Sunday, March 20, 2005

A Very Long Engagement

A Very Long Engagement, 134min, French
Director: Jean-Pierre Jeunet

I watched it at GV Marina, the best place to catch such an art-house piece. The time was 2355, after a week of sleep depravation, it was quite surprising I still had the enegy to finish this movie without catching the sleep bug.

What I thought before watching the movie...

My friend wanted to watch a movie, but there isn't anything halfway decent in cinemas lately. You won't see me stepping a foot in a theatre marked Son of the Mask, or anything just as lame. A Very Long Engagement is French, and an art-house piece, so naturally, it is held in higher regard than any Hollywood pathetics. After reading the film's intro, I got the idea that it was a romance film, I thought that it was the kind of teary, I love you but you are going to the war kind of sad sad movie. And because the title of the film is A Very Long Engagement, instead of like A Terminated Engagement, I thought that would have a crying happy ending.

Well, the feeling I got after watching the show is totally different.

A Very Long Engagement is a World War I film. With a romantic story weaved in between. It is also a mystery film and a humorous one. It's a story of survival, hope, love and life. My kind of 5-star movie, and the best movie I've watched so far this year, but then again, maybe that's because the movies I've watched so far are those well, more of entertaining kinda movies.

I was totally blown over in the beginning when the movie opened in a war trench and the trudging of the soldiers, from that moment onwards, I knoew that this was so going to be a great movie. Even though this was a French movie, and the enemy was the Germans. I thought I knew all about WWI having studied it repeatedly every year and am still studying different ascpects of it now, but I didn't know anything about self-multilation as a war crime, until I watched the movie. Apparantly, many soldiers were so sick of war that they actually attempt to make use of a clause to injure themselves so that they can be discharged from the battlefield. With so many soldiers doing it, it was made into a crime to do it, and the soldiers who self-multilated were given death sentences, some of these death sentences were either throwing them into the no man's land, or deploying them to the front line, so they would get killed by the enemy.

War changes people.
When you finally meet death right in your face, your perception of life will totally change, your priorities will change too. That was what I always believe. Although I'm a patriotic freak, I understand that some people cannot react to death and the only thing they want to do is to escape from it. It's understandable that those soldiers wanted to seek out with self-multilation.

Mathilde.
Before the movie, I thought that she was just a French girl, passionate about love and loves her man dearly, well, after watching, she wasn't just any French girl, she was a polio girl, so determined with her passion. Her single-minded focis on hope just makes me feel so miniatured. Yeah, sometimes all you need is hope. This was in the context of the night before, when yet again I bought another piece of hope, but for me, my hope was burst so unmercifully. Should I continue to raise more hopes? I really don't know. I don't have the resolute of Mathilde.

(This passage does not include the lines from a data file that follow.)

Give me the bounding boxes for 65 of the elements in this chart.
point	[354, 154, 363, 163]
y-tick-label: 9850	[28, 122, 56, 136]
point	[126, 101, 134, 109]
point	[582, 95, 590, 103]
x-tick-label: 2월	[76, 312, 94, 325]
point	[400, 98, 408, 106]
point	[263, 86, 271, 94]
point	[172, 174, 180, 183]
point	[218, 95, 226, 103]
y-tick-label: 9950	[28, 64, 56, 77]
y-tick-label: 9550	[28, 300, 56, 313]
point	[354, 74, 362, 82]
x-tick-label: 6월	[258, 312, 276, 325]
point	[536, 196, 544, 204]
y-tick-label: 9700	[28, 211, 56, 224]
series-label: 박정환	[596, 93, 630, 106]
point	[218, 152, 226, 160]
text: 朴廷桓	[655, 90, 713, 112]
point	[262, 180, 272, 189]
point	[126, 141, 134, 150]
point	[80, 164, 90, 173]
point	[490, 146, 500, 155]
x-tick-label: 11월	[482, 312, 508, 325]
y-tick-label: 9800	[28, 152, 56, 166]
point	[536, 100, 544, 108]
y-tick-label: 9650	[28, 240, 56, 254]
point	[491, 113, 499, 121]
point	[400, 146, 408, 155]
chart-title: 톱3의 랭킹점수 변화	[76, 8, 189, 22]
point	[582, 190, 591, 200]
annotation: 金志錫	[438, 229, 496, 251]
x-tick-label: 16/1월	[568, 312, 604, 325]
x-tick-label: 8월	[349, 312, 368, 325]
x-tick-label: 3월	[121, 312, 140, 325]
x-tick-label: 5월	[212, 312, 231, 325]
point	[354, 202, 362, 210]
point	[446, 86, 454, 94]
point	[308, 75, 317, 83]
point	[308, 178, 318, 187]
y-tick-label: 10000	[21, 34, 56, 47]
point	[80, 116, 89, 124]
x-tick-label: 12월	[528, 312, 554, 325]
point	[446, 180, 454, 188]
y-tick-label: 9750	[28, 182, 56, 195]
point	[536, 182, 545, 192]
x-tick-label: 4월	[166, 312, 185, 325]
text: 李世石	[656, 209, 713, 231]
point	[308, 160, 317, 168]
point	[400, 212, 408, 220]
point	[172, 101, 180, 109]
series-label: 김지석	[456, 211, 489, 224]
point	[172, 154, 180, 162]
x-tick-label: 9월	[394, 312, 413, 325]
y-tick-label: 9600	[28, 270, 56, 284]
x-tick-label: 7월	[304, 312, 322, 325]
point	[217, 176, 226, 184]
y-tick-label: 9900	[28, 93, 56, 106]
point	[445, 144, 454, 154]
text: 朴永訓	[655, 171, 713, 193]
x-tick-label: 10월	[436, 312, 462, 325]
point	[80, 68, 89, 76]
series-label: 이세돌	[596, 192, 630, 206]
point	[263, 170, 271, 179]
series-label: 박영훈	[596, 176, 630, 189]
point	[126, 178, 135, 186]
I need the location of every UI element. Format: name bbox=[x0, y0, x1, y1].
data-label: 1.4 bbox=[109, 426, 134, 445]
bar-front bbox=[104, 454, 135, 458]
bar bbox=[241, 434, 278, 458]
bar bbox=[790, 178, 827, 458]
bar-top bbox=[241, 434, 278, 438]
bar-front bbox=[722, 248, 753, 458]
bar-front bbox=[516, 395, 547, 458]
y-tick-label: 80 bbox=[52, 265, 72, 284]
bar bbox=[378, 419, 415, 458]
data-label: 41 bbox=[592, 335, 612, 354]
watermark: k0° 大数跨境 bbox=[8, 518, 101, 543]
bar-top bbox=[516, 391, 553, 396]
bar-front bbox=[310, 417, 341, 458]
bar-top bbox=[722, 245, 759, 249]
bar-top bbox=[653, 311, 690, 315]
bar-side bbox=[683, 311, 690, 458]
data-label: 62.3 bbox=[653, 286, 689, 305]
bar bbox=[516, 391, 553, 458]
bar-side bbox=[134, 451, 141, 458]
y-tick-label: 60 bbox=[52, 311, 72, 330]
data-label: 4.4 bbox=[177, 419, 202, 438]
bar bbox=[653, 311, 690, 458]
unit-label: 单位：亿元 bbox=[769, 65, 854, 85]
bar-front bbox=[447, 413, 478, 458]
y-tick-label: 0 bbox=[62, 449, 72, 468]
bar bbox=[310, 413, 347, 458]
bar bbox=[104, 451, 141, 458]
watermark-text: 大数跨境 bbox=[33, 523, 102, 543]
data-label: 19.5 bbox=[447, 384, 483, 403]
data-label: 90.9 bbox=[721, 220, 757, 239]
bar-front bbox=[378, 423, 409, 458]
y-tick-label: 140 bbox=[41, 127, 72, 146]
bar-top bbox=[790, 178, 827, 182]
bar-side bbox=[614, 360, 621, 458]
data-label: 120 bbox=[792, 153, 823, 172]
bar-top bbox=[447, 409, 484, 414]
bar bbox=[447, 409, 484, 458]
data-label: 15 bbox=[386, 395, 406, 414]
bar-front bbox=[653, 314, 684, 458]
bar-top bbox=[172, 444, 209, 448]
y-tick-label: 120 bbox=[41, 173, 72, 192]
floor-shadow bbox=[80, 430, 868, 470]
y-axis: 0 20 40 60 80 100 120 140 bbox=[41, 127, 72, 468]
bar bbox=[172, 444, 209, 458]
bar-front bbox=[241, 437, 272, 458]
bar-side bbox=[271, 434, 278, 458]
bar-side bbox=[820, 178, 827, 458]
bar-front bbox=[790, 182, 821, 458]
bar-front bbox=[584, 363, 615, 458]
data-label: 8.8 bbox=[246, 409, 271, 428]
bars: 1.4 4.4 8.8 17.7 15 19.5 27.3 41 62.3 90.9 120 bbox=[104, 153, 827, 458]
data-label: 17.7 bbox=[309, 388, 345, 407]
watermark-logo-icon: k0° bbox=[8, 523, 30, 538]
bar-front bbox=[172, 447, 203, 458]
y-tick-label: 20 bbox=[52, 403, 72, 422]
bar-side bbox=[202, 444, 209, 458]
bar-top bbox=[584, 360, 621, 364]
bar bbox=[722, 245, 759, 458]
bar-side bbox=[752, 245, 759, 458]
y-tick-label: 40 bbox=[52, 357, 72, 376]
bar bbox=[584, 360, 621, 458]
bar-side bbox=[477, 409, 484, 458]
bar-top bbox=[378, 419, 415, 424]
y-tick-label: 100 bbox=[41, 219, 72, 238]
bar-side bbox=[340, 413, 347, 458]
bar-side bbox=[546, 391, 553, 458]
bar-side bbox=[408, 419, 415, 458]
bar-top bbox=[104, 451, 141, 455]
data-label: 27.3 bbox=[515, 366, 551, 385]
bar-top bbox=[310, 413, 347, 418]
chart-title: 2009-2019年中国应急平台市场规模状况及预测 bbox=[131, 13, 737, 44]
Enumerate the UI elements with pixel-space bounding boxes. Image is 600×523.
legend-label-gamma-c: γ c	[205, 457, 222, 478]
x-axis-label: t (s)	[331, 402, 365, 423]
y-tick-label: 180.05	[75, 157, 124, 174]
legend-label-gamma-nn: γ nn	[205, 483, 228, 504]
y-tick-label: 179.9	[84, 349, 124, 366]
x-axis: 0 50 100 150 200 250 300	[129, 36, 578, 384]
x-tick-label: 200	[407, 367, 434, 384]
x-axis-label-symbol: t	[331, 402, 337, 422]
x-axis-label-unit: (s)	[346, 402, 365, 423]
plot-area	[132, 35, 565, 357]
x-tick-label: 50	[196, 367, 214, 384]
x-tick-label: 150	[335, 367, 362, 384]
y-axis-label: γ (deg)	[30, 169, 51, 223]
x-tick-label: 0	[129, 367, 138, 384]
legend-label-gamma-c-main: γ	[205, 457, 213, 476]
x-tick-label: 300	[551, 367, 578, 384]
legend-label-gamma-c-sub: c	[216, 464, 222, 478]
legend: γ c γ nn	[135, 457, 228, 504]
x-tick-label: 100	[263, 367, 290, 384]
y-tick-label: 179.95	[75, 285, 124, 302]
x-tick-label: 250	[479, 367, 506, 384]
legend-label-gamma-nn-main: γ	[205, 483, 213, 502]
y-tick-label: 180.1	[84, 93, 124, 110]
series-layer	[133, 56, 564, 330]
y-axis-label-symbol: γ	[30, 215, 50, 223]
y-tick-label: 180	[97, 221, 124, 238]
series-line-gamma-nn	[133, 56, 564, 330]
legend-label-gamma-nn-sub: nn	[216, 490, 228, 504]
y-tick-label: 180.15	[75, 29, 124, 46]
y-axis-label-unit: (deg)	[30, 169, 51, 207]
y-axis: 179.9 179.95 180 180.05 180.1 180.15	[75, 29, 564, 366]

It was the mystery twist in the film that made this a truly enjoyable film to watch. It injected humour and opmh into the whole show. It traces the pieces of evidence Mathilde collected from her investigations of the troop of her fiance, and the 5 men who were convicted for self-multilation. A number of times, she was thrown off course, but with several twist and turns she got back on trail, and with strokes of luck, intellect and determination, she finally uncovered the truth behind the mystery.

Another thing I like about this movie is the depiction of the encounters of the other soldiers who along with Manech, Mathilde's fiance, and their life backgrounds. Their life backgrounds provided some comic relief and humour in a stoic war film, while their encounters made it more stoic that this was indeed a war film.

After reading Elie Wiesel's Night last semester, I always thought war made people selfish, and brings out the most primate ature of man, well, it wasn't that true after this movie. Yes, some people were selfish, like the husband who wanted his wife to make love with his best friend just so that she could have another kid so that he'd be a father of 6 and not need to serve the war, but there are also instances of brotherhood. Through helping others you keep yourself from losing your sanity.

But I think Mathilde is lucky. Although she's an orphan, her uncle and aunt treat her very well and was very supportive of her in her quest. I don't think at that point in time many people can be so supportive when it seemed almost certain that Manech was dead. Another thing is that although she wasn't rich, she was reasonable well off, in that she was able to pay for her expenses when she when on the search trail, or her hiring of a private investigator to help her. She was also able to pull strings to get into the national archives and look and war records. But what surprised me was that her uncle owned an automobile, well, that makes things very easy, isn't it? She's lucky...

*disclaimer: spoilers ahead*

Well, Manech is also one lucky guy. Even though it was the kind of crying happy ending where the male returns from the dead to give a big hug to the female, she's very lucky to have him back alive. Just give him more time and everything can be well again.